La présidente du Tribunal a désigné M. Girard-Ratrenaharimanga, premier conseiller, pour statuer sur les requêtes relevant de la procédure prévue aux articles R. 776-13-1 et suivants, R. 776-15, R. 777-1 et suivants, R. 777-2 et suivants et R. 777-3 et suivants du code de justice administrative.
Les parties ont été régulièrement averties du jour de l'audience.
Ont été entendus au cours de l'audience publique :
- le rapport de M. Girard-Ratrenaharimanga ;
- et Me Rahmouni, représentant la préfète du Val-de-Marne, absente, qui conclut au rejet de la requête, aucun des moyens soulevés n'étant fondé.
M. B n'était ni présent ni représenté.
Après avoir prononcé la clôture d'instruction à l'issue de l'audience publique à 12h30.
Considérant ce qui suit :
1. M. B, ressortissant marocain, né le 10 mars 1998 à Oujda (Royaume du Maroc), est entré en France il y a quatre ans à la date de la décision contestée selon ses déclarations. L'intéressé a été interpellé le 10 décembre 2023 et placé en garde à vue le jour même pour des faits de violences avec une arme par destination. Par arrêté du 11 décembre 2023, la préfète du Val-de-Marne a obligé l'intéressé à quitter le territoire français sans délai en application du 1° de l'article L. 611-1 du code de l'entrée et du séjour des étrangers et du droit d'asile, a fixé le pays à destination duquel il pourra être éloigné d'office et a prononcé une interdiction de retour pour une durée de trois ans. M. B demande au tribunal d'annuler cet arrêté du 11 décembre 2023.
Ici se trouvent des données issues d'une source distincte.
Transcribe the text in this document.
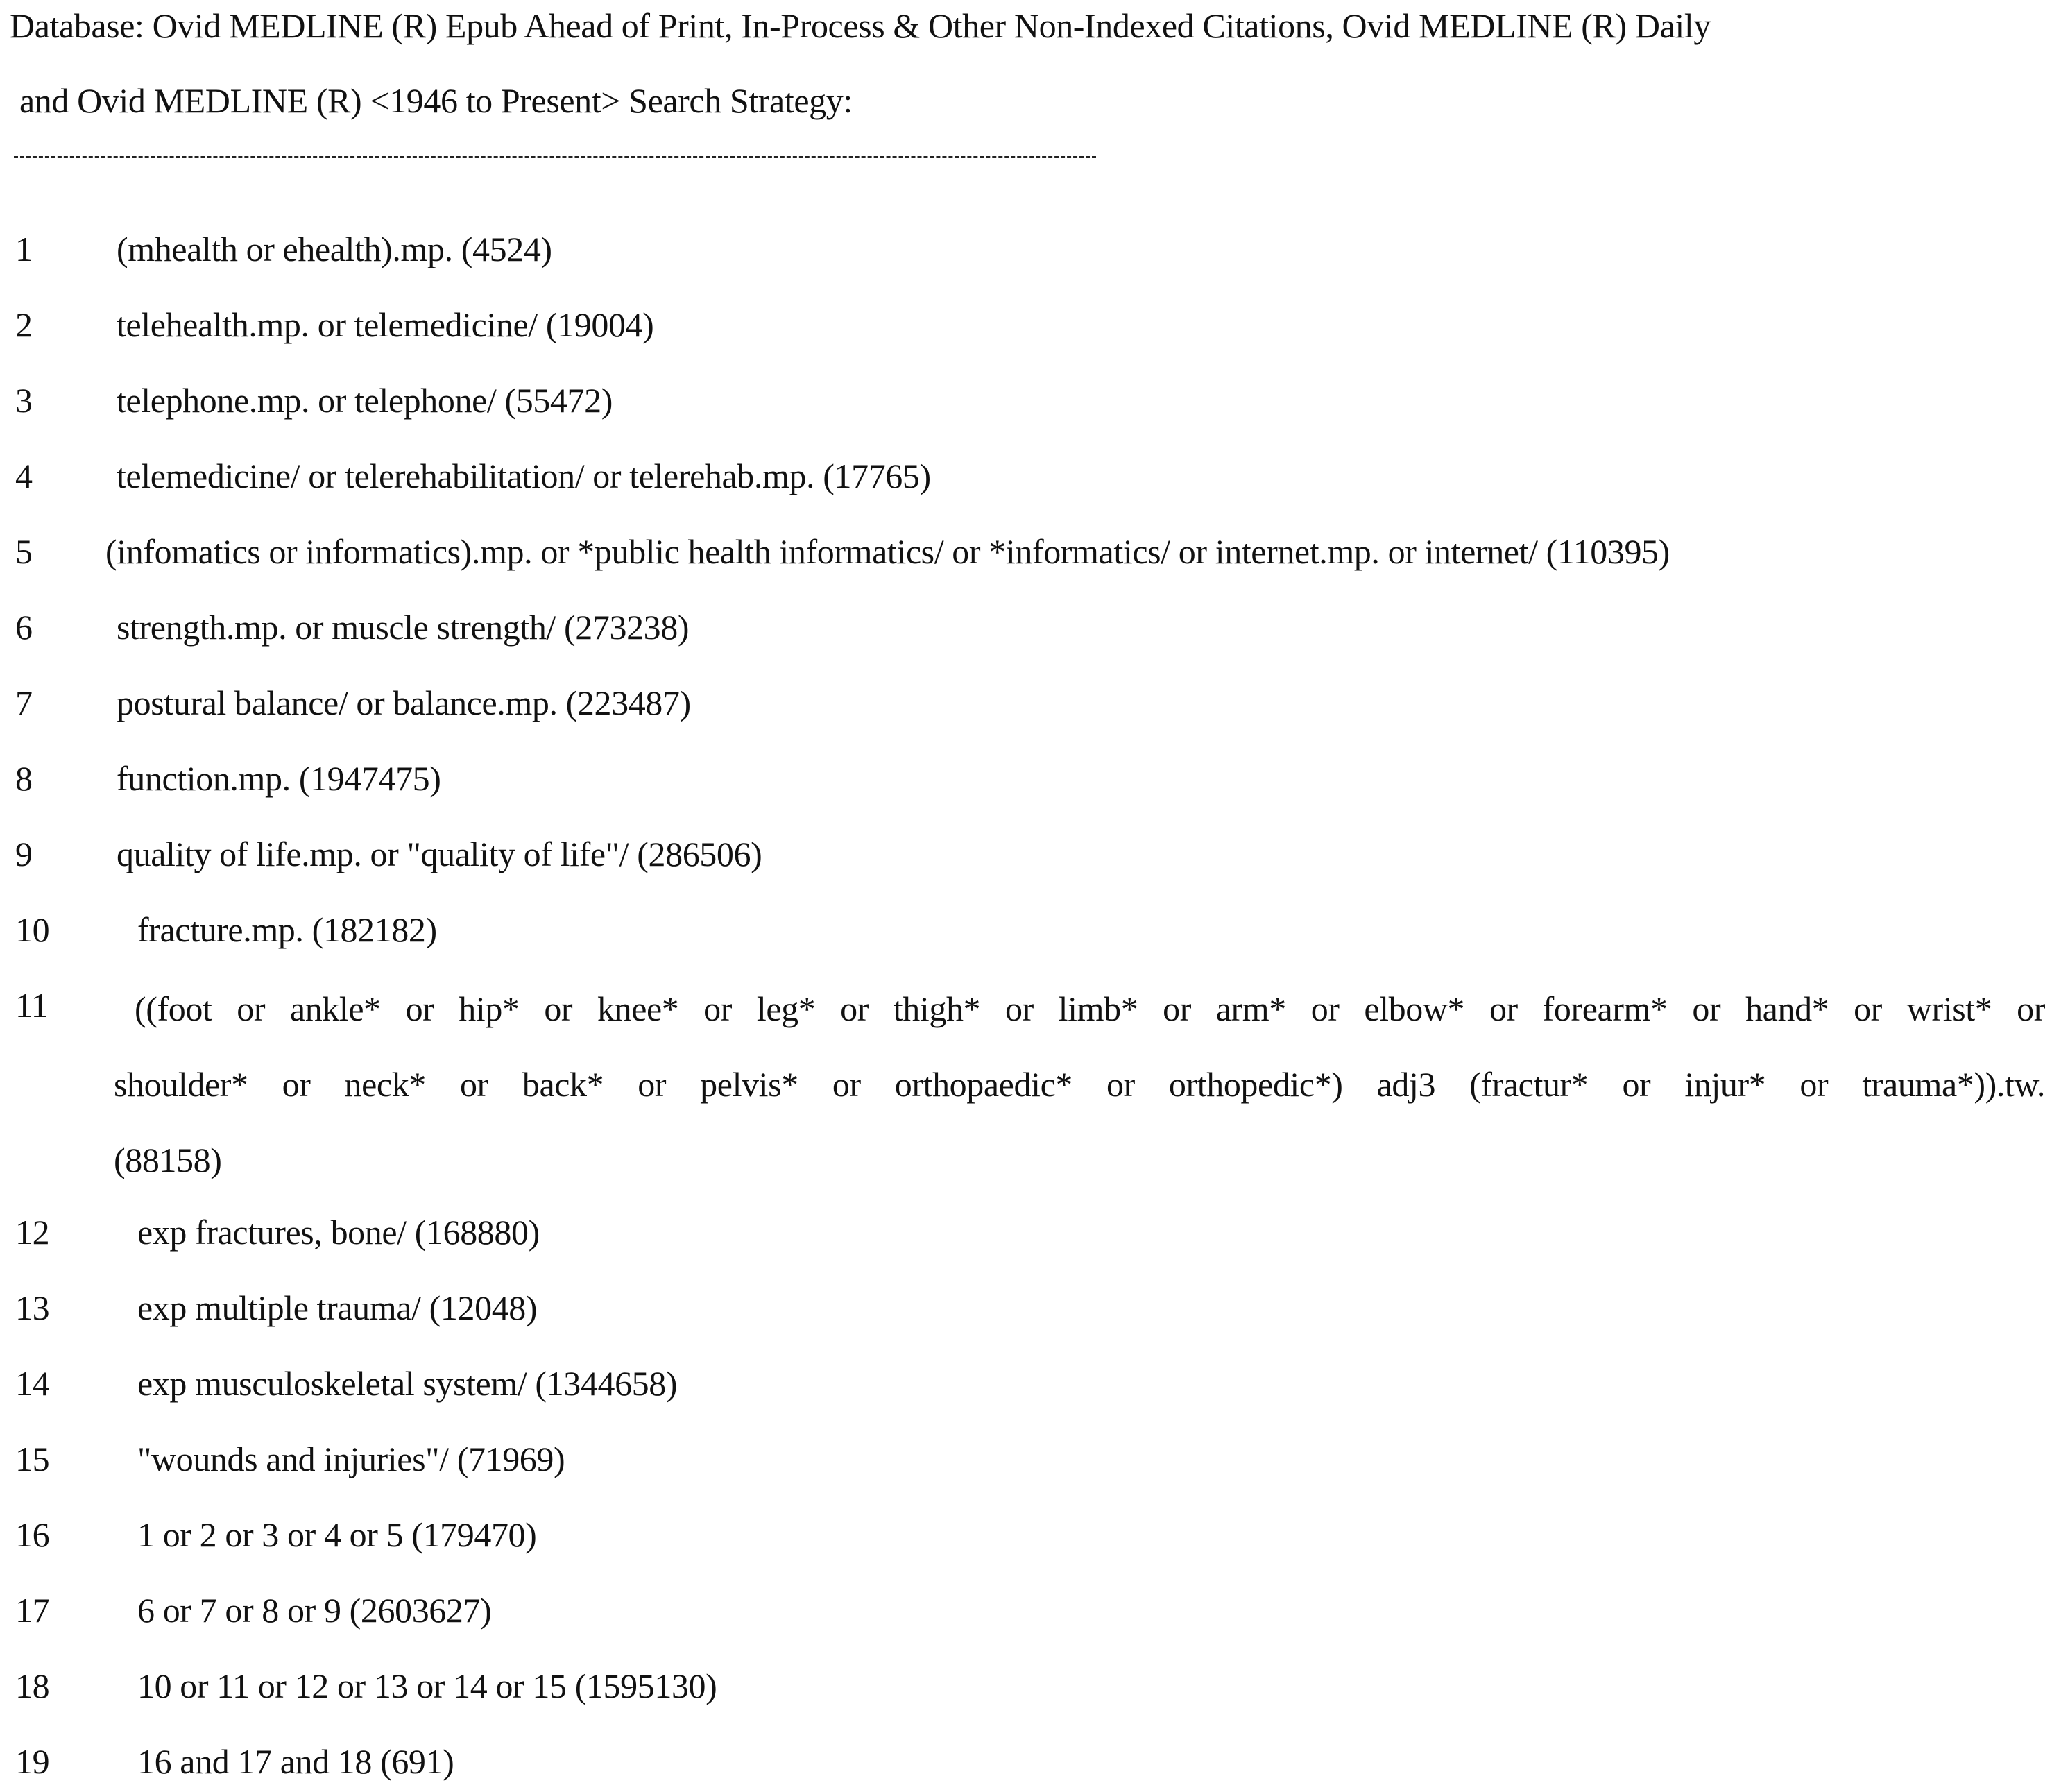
Database: Ovid MEDLINE (R) Epub Ahead of Print, In-Process & Other Non-Indexed Citations, Ovid MEDLINE (R) Daily
and Ovid MEDLINE (R) <1946 to Present> Search Strategy:
1 (mhealth or ehealth).mp. (4524)
2 telehealth.mp. or telemedicine/ (19004)
3 telephone.mp. or telephone/ (55472)
4 telemedicine/ or telerehabilitation/ or telerehab.mp. (17765)
5 (infomatics or informatics).mp. or *public health informatics/ or *informatics/ or internet.mp. or internet/ (110395)
6 strength.mp. or muscle strength/ (273238)
7 postural balance/ or balance.mp. (223487)
8 function.mp. (1947475)
9 quality of life.mp. or "quality of life"/ (286506)
10	fracture.mp. (182182)
11	((foot or ankle* or hip* or knee* or leg* or thigh* or limb* or arm* or elbow* or forearm* or hand* or wrist* or
shoulder* or neck* or back* or pelvis* or orthopaedic* or orthopedic*) adj3 (fractur* or injur* or trauma*)).tw.
(88158)
12	exp fractures, bone/ (168880)
13	exp multiple trauma/ (12048)
14	exp musculoskeletal system/ (1344658)
15	"wounds and injuries"/ (71969)
16	1 or 2 or 3 or 4 or 5 (179470)
17	6 or 7 or 8 or 9 (2603627)
18	10 or 11 or 12 or 13 or 14 or 15 (1595130)
19	16 and 17 and 18 (691)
Sur la communication du dossier administratif du requérant :
2. Aux termes du quatrième alinéa de l'article L. 614-5 du code de l'entrée et du séjour des étrangers et du droit d'asile : " L'étranger peut demander au président du tribunal administratif ou au magistrat désigné à cette fin () la communication du dossier contenant les pièces sur la base desquelles la décision contestée a été prise. ". L'affaire est en état d'être jugée, le principe du contradictoire a été respecté et il n'apparaît donc pas nécessaire, dans les circonstances de l'espèce, d'ordonner la communication de l'entier dossier de M. B détenu par l'administration.
Sur les conclusions à fin d'annulation :
En ce qui concerne les moyens communs aux différentes décisions :
3. Aux termes de l'article 41 de la Charte des droits fondamentaux de l'Union européenne : " 1. Toute personne a le droit de voir ses affaires traitées impartialement, équitablement et dans un délai raisonnable par les institutions, organes et organismes de l'Union. / 2. Ce droit comporte notamment : / a) le droit de toute personne d'être entendue avant qu'une mesure individuelle qui l'affecterait défavorablement ne soit prise à son encontre (). ". Aux termes de l'article 51 de la Charte : " 1. Les dispositions de la présente Charte s'adressent aux institutions, organes et organismes de l'Union dans le respect du principe de subsidiarité, ainsi qu'aux États membres uniquement lorsqu'ils mettent en œuvre le droit de l'Union (). ".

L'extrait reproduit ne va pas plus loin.